Roshan se met à faire des cauchemars, la nuit. Il ne se souvient pas du contenu, mais il se réveille toujours en sursaut, un orchestre de tambours dans la poitrine et la peau glacée malgré sa chemise de nuit et les couettes que Grigri empile sur son lit.
Il ne veut pas devenir comme ses parents. Il veut pleurer quand il pense à eux, quand quelque chose fait pleurer, il faut l'éviter autant qu'on peut. Il veut rester Roshan, le garçon à qui Perry l'Auror a donné un câlin.
Perry envoie en prison les gens qui ont été méchants, c'est son travail. Roshan ne veut pas que son visiteur l'envoie en prison, lui aussi. L'idée lui donne un nœud dans le ventre, si serré qu'il en a presque le souffle coupé tant ça fait mal.
Peut-être qu'il vaut mieux pour lui ne pas accepter le cadeau de sa mère, mais les mots ne veulent pas sortir de sa bouche. Et puis, grand-père ne l'écoutera pas s'il dit non, parce qu'il a déjà tout organisé, tout préparé pour les visites du tuteur.
Roshan est supposé se sentir en sécurité et protégé dans le Manoir Lestrange, mais il ne s'est jamais senti aussi mal.

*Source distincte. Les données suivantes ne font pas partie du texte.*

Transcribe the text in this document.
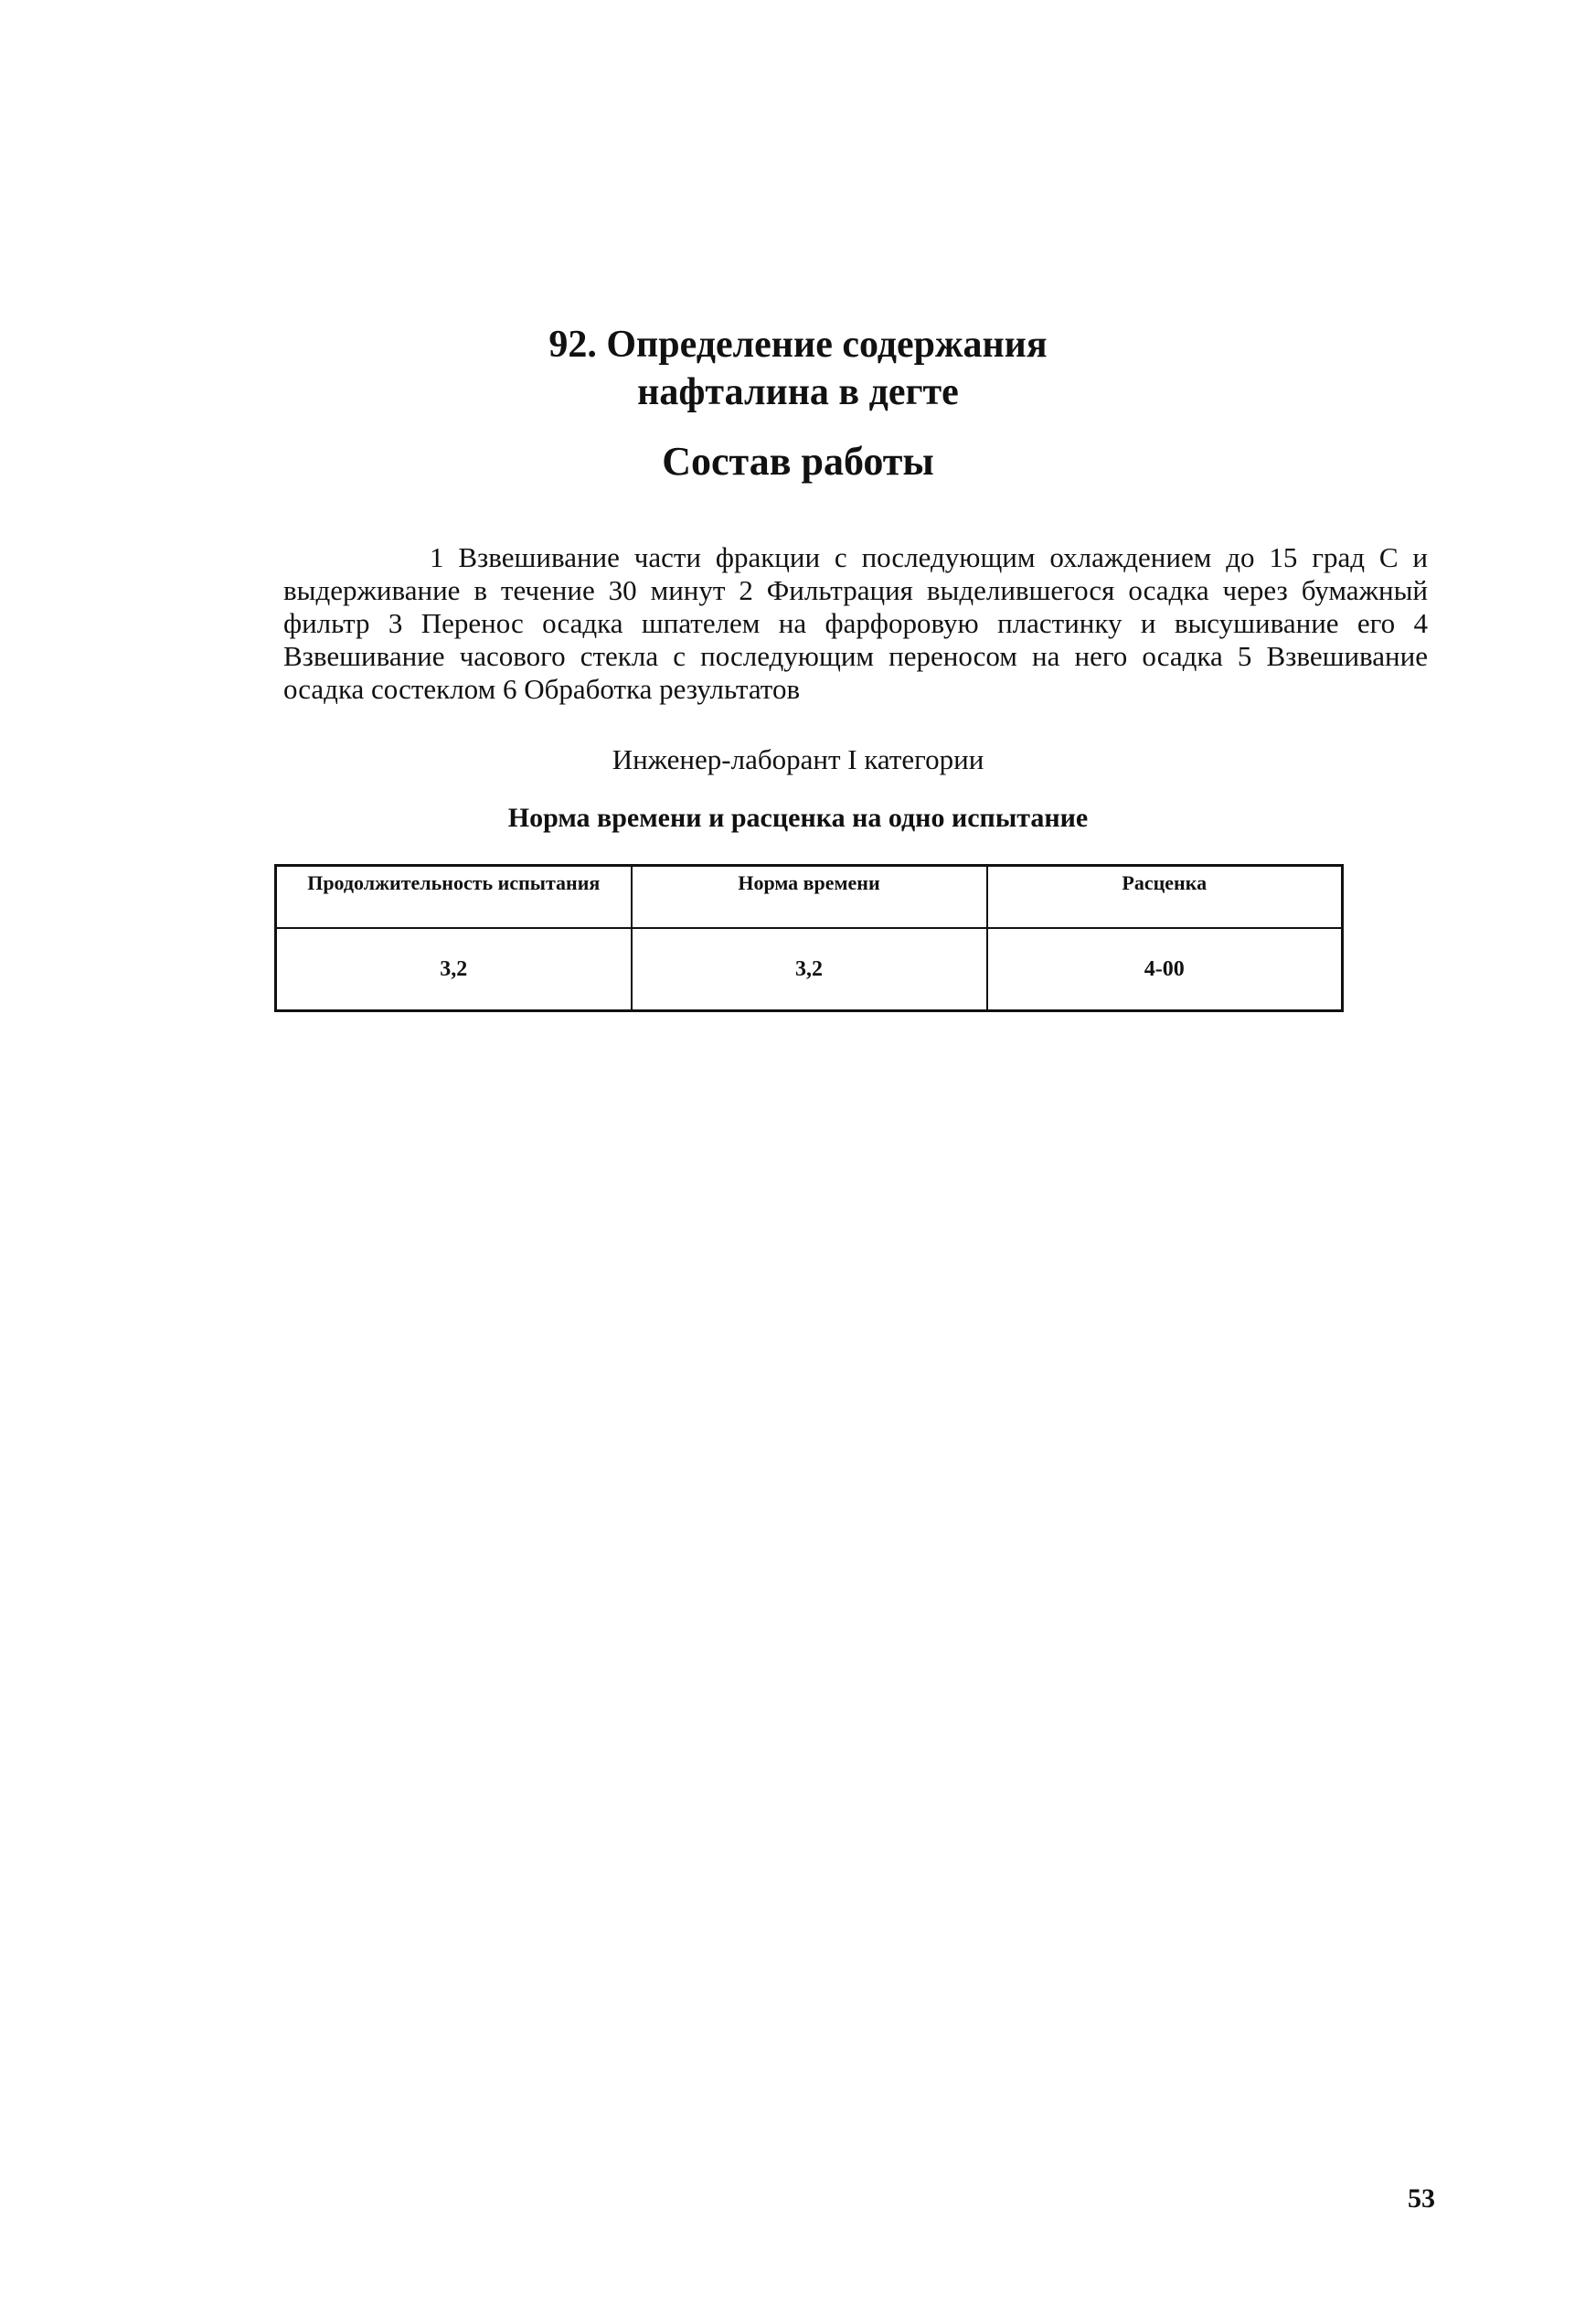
92. Определение содержания
нафталина в дегте
Состав работы

1 Взвешивание части фракции с последующим охлаждением до 15 град С и выдерживание в течение 30 минут 2 Фильтрация выделившегося осадка через бумажный фильтр 3 Перенос осадка шпателем на фарфоровую пластинку и высушивание его 4 Взвешивание часового стекла с последующим переносом на него осадка 5 Взвешивание осадка состеклом 6 Обработка результатов

Инженер-лаборант I категории

Норма времени и расценка на одно испытание

Продолжительность испытания	Норма времени	Расценка
3,2	3,2	4-00

53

En fait, Roshan ne croit pas qu'il s'est senti en sécurité dans le Manoir Lestrange depuis qu'il habite ici, et il habite ici depuis qu'il est tellement petit qu'il n'était même pas né. Il ne peut pas être en sécurité si grand-père peut rentrer dans sa chambre quand il veut et jeter ses affaires quand il veut.
Le garçonnet ne peut rien faire là-dessus, il est trop petit et c'est son grand-père. Même s'il trouvait les mots, ça ne ferait rien.
Il ne peut pas demander l'aide de Perry. Il ne peut pas demander l'aide de tante Narcissa. Il est tout seul, et ça lui donne froid alors que c'est le début de l'été.
Il a bientôt six ans, il est supposé être un grand garçon, mais Roshan ne s'est jamais senti aussi petit de sa très courte vie.